Quinn G B, Reeves I G, Day I N
Department of Biochemistry, College of Medicine, University of South Florida, Tampa 33612-4799.
Clin Chem. 1994 May;40(5):790-5.
Human serum neuron-specific enolase (NSE) is a marker of neurons and of small-cell carcinoma of the lung; improved immunoassays of NSE remain an important goal. Here, we used overlapping complementary DNA (cDNA) clones for reconstruction to express full-length recombinant NSE, and also to express a set of cloned subfragments through the prokaryotic expression vectors pUEX and pUBEX. Subfragments expressed as fusion proteins were used to characterize immunogenic and antigenic regions and epitopes and, expressed as affinity matrices, to derive purified, fractionated polyclonal antibodies. NSE epitope data can be visualized with yeast enolase-1 crystal structure coordinates: The two protein sequences align almost perfectly and are 61% identical. This approach demonstrates the complementarity of cDNA expression with techniques of polyclonal antiserum and monoclonal antibody production and with chemical peptide synthesis in the refinement of immunodiagnostic reagents.

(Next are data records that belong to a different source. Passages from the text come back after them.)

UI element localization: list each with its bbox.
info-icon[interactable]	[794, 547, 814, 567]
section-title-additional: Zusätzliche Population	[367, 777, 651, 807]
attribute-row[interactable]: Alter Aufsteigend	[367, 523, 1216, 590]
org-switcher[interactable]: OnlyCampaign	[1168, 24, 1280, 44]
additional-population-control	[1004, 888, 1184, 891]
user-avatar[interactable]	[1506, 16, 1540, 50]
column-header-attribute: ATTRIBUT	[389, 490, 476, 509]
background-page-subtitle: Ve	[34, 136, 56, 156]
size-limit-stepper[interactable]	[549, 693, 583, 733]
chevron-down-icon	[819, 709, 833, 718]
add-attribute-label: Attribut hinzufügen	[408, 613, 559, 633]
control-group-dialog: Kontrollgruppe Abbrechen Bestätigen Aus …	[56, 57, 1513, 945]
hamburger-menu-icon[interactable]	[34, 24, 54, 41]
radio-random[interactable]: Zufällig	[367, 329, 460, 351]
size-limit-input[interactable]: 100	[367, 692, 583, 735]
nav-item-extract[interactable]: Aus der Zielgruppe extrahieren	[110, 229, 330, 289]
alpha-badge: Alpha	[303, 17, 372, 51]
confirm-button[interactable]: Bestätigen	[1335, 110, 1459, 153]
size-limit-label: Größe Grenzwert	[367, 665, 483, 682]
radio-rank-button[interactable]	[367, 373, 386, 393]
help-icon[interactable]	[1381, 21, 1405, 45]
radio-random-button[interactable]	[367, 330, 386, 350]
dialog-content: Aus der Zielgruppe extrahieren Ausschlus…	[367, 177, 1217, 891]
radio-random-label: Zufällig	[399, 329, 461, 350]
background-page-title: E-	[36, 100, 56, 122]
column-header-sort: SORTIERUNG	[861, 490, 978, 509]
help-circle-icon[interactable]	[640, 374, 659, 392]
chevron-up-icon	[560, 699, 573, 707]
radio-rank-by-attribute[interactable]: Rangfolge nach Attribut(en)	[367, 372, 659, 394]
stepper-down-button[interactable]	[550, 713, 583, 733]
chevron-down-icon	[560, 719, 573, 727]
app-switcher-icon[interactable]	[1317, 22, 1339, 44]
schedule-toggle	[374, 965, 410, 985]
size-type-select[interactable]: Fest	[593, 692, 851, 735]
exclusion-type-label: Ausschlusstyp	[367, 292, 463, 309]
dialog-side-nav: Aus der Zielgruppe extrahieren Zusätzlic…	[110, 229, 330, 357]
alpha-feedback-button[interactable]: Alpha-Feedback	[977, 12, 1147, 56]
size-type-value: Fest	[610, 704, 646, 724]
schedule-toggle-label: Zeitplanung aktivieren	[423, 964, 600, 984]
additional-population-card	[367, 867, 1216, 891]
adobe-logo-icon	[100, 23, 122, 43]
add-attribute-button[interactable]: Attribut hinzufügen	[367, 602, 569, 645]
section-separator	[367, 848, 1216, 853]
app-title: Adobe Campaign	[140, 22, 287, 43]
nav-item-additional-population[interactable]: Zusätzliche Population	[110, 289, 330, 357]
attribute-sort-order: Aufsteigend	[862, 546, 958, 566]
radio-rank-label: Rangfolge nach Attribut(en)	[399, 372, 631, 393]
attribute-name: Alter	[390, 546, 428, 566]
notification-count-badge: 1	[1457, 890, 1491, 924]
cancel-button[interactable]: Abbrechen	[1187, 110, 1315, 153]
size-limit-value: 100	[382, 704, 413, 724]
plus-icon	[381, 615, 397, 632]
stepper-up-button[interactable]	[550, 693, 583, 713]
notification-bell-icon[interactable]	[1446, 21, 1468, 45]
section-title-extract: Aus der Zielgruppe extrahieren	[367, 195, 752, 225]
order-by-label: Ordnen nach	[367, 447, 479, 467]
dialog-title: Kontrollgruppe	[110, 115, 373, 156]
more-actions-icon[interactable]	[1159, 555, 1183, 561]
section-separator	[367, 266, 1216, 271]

人血清神经元特异性烯醇化酶(NSE)是神经元和肺小细胞癌的标志物;改进NSE的免疫测定法仍然是一个重要目标。在此,我们使用重叠互补DNA(cDNA)克隆进行重组,以表达全长重组NSE,并通过原核表达载体pUEX和pUBEX表达一组克隆的亚片段。表达为融合蛋白的亚片段用于表征免疫原性和抗原性区域及表位,并表达为亲和基质以获得纯化的、分级分离的多克隆抗体。NSE表位数据可以通过酵母烯醇化酶-1晶体结构坐标进行可视化:这两种蛋白质序列几乎完美对齐,且有61%的同一性。这种方法证明了cDNA表达与多克隆抗血清和单克隆抗体制备技术以及化学肽合成在完善免疫诊断试剂方面的互补性。